Student examines own eating habits (sort of)

Dani Roth ('15)/ Eastside Staff

The other day I was lounging on the couch eating a bag of potato chips while watching ‘Project Runway’ when a commercial for ‘Weight Watchers’ aired.  “Alexis lost 74 pounds and you can too,” Jennifer Hudson exclaimed as the commercial showed before and after pictures.

I never had a problem with my weight, but as I ate the fatty potato chips and licked my greasy fingers, I decided it was time for a change…once I finish the bag of chips.

I have always cared about my weight, not just because I am a fifteen-year-old chubby girl with a low self-esteem, but because I want to be healthy.  I always hear the saying, “It’s what’s on the inside that counts.”  If people believed this maxim, there would be a McDonald’s on every block and Saladworks would not exist.  As delicious as a carrot stick sounds, I would much rather prefer the artery-clogging large fries and Big Mac and have Mila Kunis’ body.  But let’s face it, if I keep eating like this, the only celebrity body that I will have is Melissa McCarthy’s.

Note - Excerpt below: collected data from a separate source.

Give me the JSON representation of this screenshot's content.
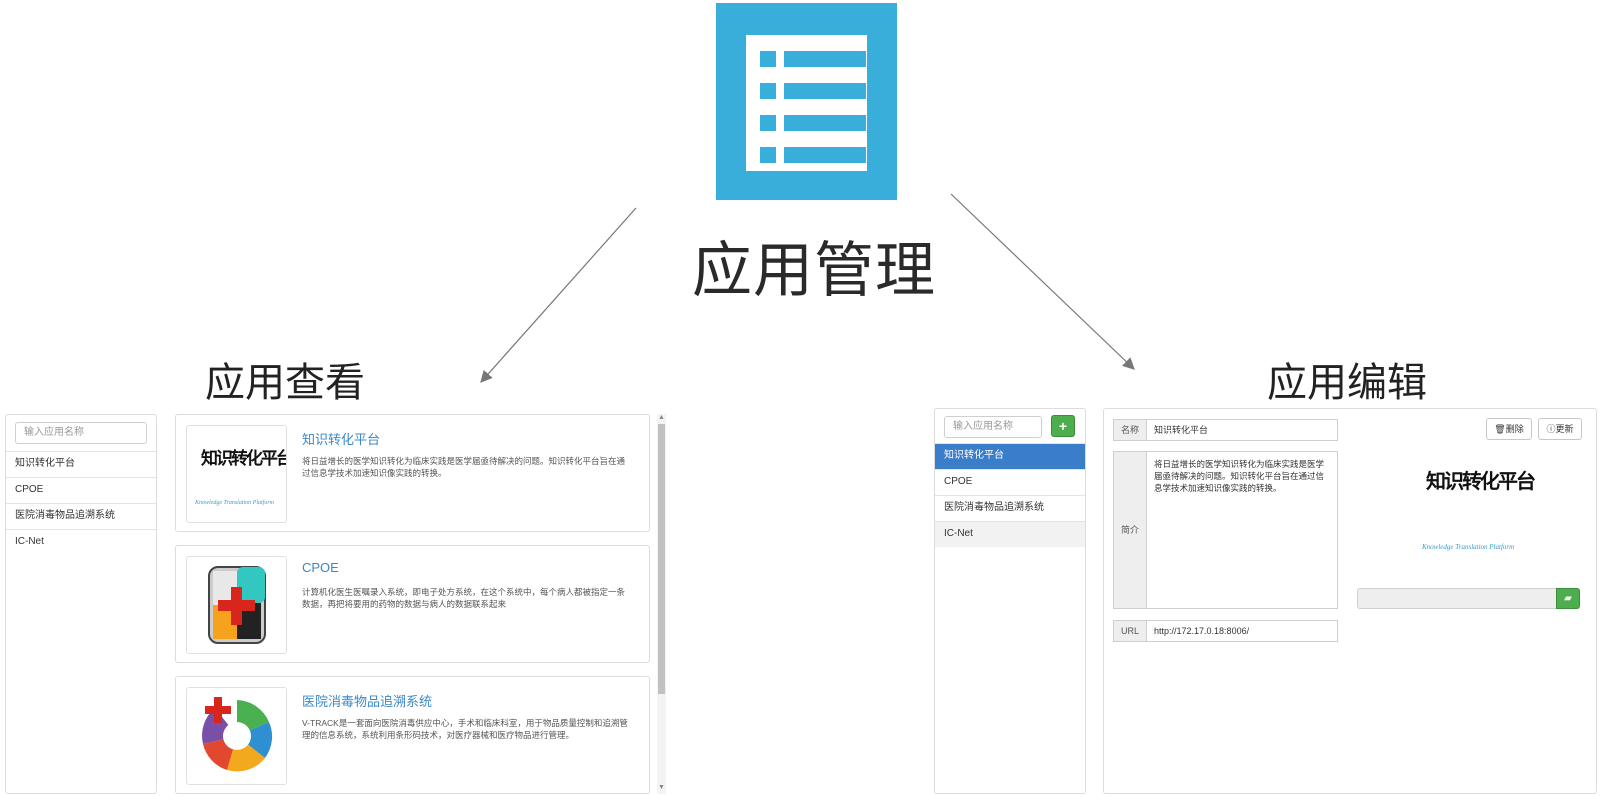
{
  "header": {
    "main_title": "应用管理",
    "view_title": "应用查看",
    "edit_title": "应用编辑",
    "icon": "list-icon"
  },
  "colors": {
    "accent_blue": "#3aaedb",
    "active_item": "#3a7dc9",
    "link_blue": "#3a88c8",
    "green_button": "#4cae4c"
  },
  "view_panel": {
    "search_placeholder": "输入应用名称",
    "items": [
      {
        "label": "知识转化平台"
      },
      {
        "label": "CPOE"
      },
      {
        "label": "医院消毒物品追溯系统"
      },
      {
        "label": "IC-Net"
      }
    ],
    "cards": [
      {
        "title": "知识转化平台",
        "description": "将日益增长的医学知识转化为临床实践是医学届亟待解决的问题。知识转化平台旨在通过信息学技术加速知识像实践的转换。",
        "logo_cn": "知识转化平台",
        "logo_en": "Knowledge Translation Platform"
      },
      {
        "title": "CPOE",
        "description": "计算机化医生医嘱录入系统，即电子处方系统，在这个系统中，每个病人都被指定一条数据，再把将要用的药物的数据与病人的数据联系起来"
      },
      {
        "title": "医院消毒物品追溯系统",
        "description": "V-TRACK是一套面向医院消毒供应中心，手术和临床科室，用于物品质量控制和追溯管理的信息系统，系统利用条形码技术，对医疗器械和医疗物品进行管理。"
      }
    ]
  },
  "edit_panel": {
    "search_placeholder": "输入应用名称",
    "add_icon": "plus-icon",
    "items": [
      {
        "label": "知识转化平台",
        "state": "active"
      },
      {
        "label": "CPOE",
        "state": "normal"
      },
      {
        "label": "医院消毒物品追溯系统",
        "state": "normal"
      },
      {
        "label": "IC-Net",
        "state": "hover"
      }
    ],
    "form": {
      "name_label": "名称",
      "name_value": "知识转化平台",
      "intro_label": "简介",
      "intro_value": "将日益增长的医学知识转化为临床实践是医学届亟待解决的问题。知识转化平台旨在通过信息学技术加速知识像实践的转换。",
      "url_label": "URL",
      "url_value": "http://172.17.0.18:8006/",
      "delete_label": "删除",
      "update_label": "更新",
      "delete_icon": "trash-icon",
      "update_icon": "info-circle-icon",
      "folder_icon": "folder-open-icon",
      "logo_cn": "知识转化平台",
      "logo_en": "Knowledge Translation Platform"
    }
  }
}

I always take vows to stop eating junk food and eat more fruits and vegetables, but when I I am watching TV and a commercial for Arby’s comes on, I have my coat on before the commercial ends.  One may say, just get rid of all of the junk food in your house and only treat yourself occasionally.  However, that is like telling Marilyn Monroe to stop being a bombshell; it is simply not possible.  As a fifteen-year-old girl, I need junk food–to carry out a balanced diet.  Maybe if I was not so hormonal or lazy, I would go to the gym and nourish my body, but instead I will just wait until I break the scale at the doctor’s office.

Many people gain weight in college, known as the Freshman Fifteen, but I would like to call it the Freshman, Sophomore, Junior and Senior Fifteen in high school and college.  As much as I would like to lose weight, the only way I am going to start is by going on “the Biggest Loser.”     It seems as if it is only socially acceptable to have a pair of jeans over the size of three when pregnant.  Luckily, as a girl, I have this ability and when I am older and married to a man who will chomp down on a large pepperoni pizza with me, I will get pregnant and scoff down on anything fried.

But as I wait for ‘Project Runway’ to come back on, I continue to munch on the potato chips and turn into a couch potato.  However, in twenty or seventy years, I will start eating healthier and eat a celery stick every so often.  But until then, I am going to devour my king size Hershey bar and my family size bag of potato chips.

But frankly, my dear, I don’t give a damn.